Secara terpisah, Ketua KPU Husni Kamil Manik mengatakan, kerja sama dengan Lemsaneg masih menunggu diskusi internal KPU. Jika KPU menerapkan rekapitulasi berbasis teknologi informasi dan ditetapkan dalam Peraturan KPU tentang Penghitungan Suara, kebutuhan pengamanan data masih cukup besar.

”Kalau (data) kita terbuka, perlu pengamanan kuat. Belajar dari pengalaman lalu-lalu, kita perlu (pengamanan data) itu,” kata Husni.

Husni menambahkan, rekomendasi DPR terkait pengamanan data ini tetap akan ditinjau dengan melibatkan konsorsium pakar teknologi informasi. Para pakar ini pula yang akan membantu KPU memutuskan pengamanan data pemilu. Dalam konsorsium ini antara lain terdapat para ahli dari BPPT, UI, dan ITB. Khusus Lemsaneg, masih akan dibahas lebih lanjut.

September lalu, Ketua KPU Husni Kamil Manik dan Kepala Lemsaneg Djoko Setiadi menandatangani nota kesepahaman. Kerja sama terkait penyediaan dan pengembangan sumber daya manusia dalam pengamanan sistem dan jaringan teknologi informasi serta penyediaan perangkat dan sistem pengamanan data atau informasi. Lemsaneg mengamankan dokumen elektronik dan distribusi, pusat data dan perangkatnya. Pengamanan terkait data elektronik dan komunikasi pimpinan KPU.

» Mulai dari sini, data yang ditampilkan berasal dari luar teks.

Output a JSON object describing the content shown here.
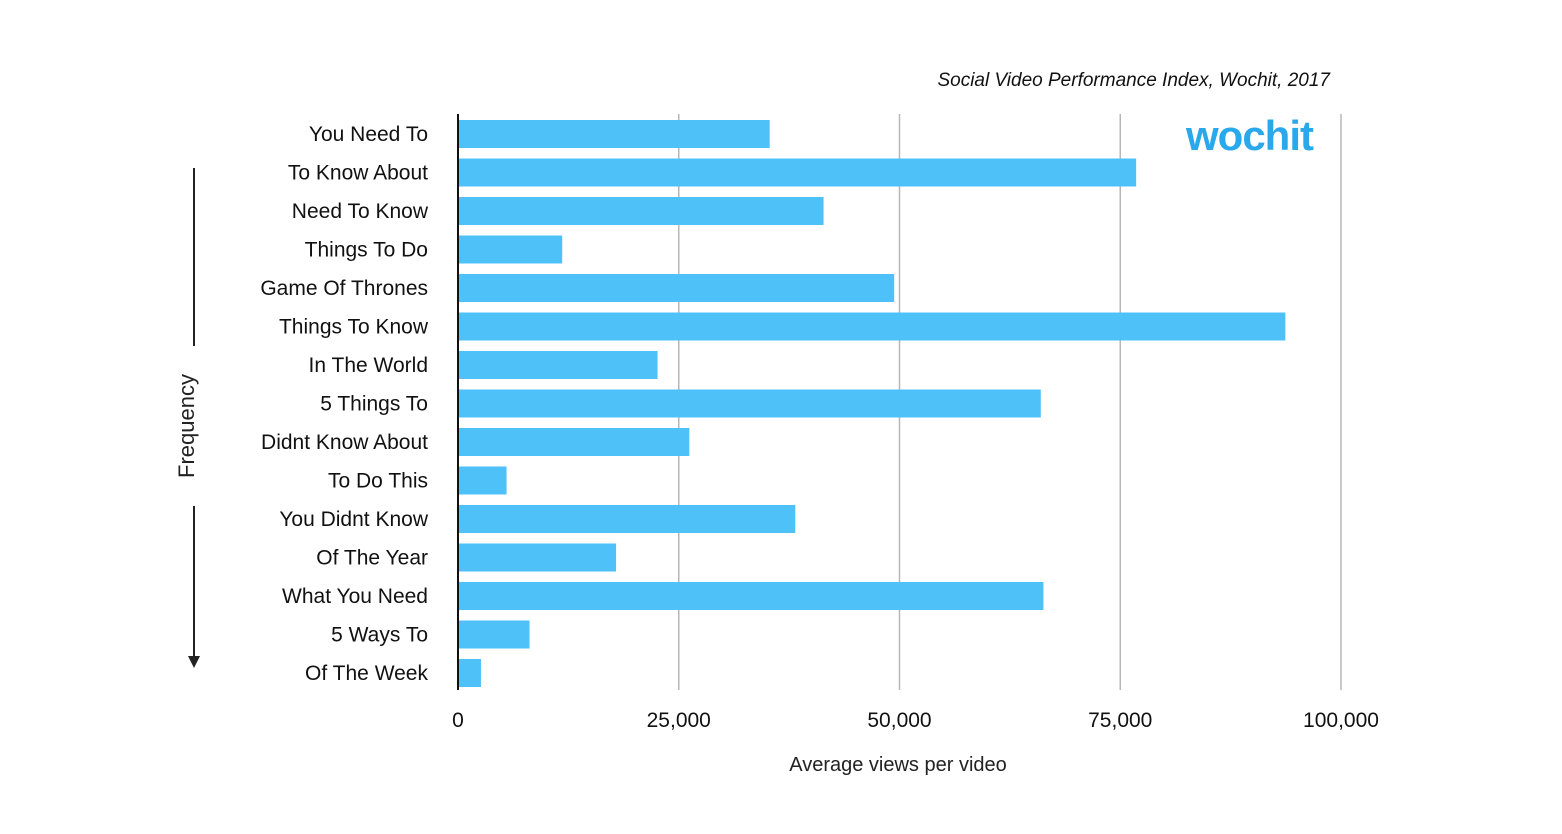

Sementara itu, praktisi keamanan teknologi informasi, Ruby Alamsyah, mengatakan, berkaca pada kasus penyadapan Australia terhadap pemimpin negeri ini, publik jadi kurang percaya dengan kinerja Lemsaneg.

”Ada keraguan kita apakah Lemsaneg bisa mengamankan komunikasi petinggi negeri ini dan KPU dalam Pemilu 2014,” kata Ruby.

Penyadapan oleh Australia tahun 2009, ketika teknologi GSM sudah diketahui kelemahannya, menunjukkan orang-orang di ring satu negeri ini tak menyadari keamanan komunikasi. Namun, Ruby menegaskan, perlu dicek apakah produk atau saran Lemsaneg digunakan atau tidak oleh para petinggi tersebut.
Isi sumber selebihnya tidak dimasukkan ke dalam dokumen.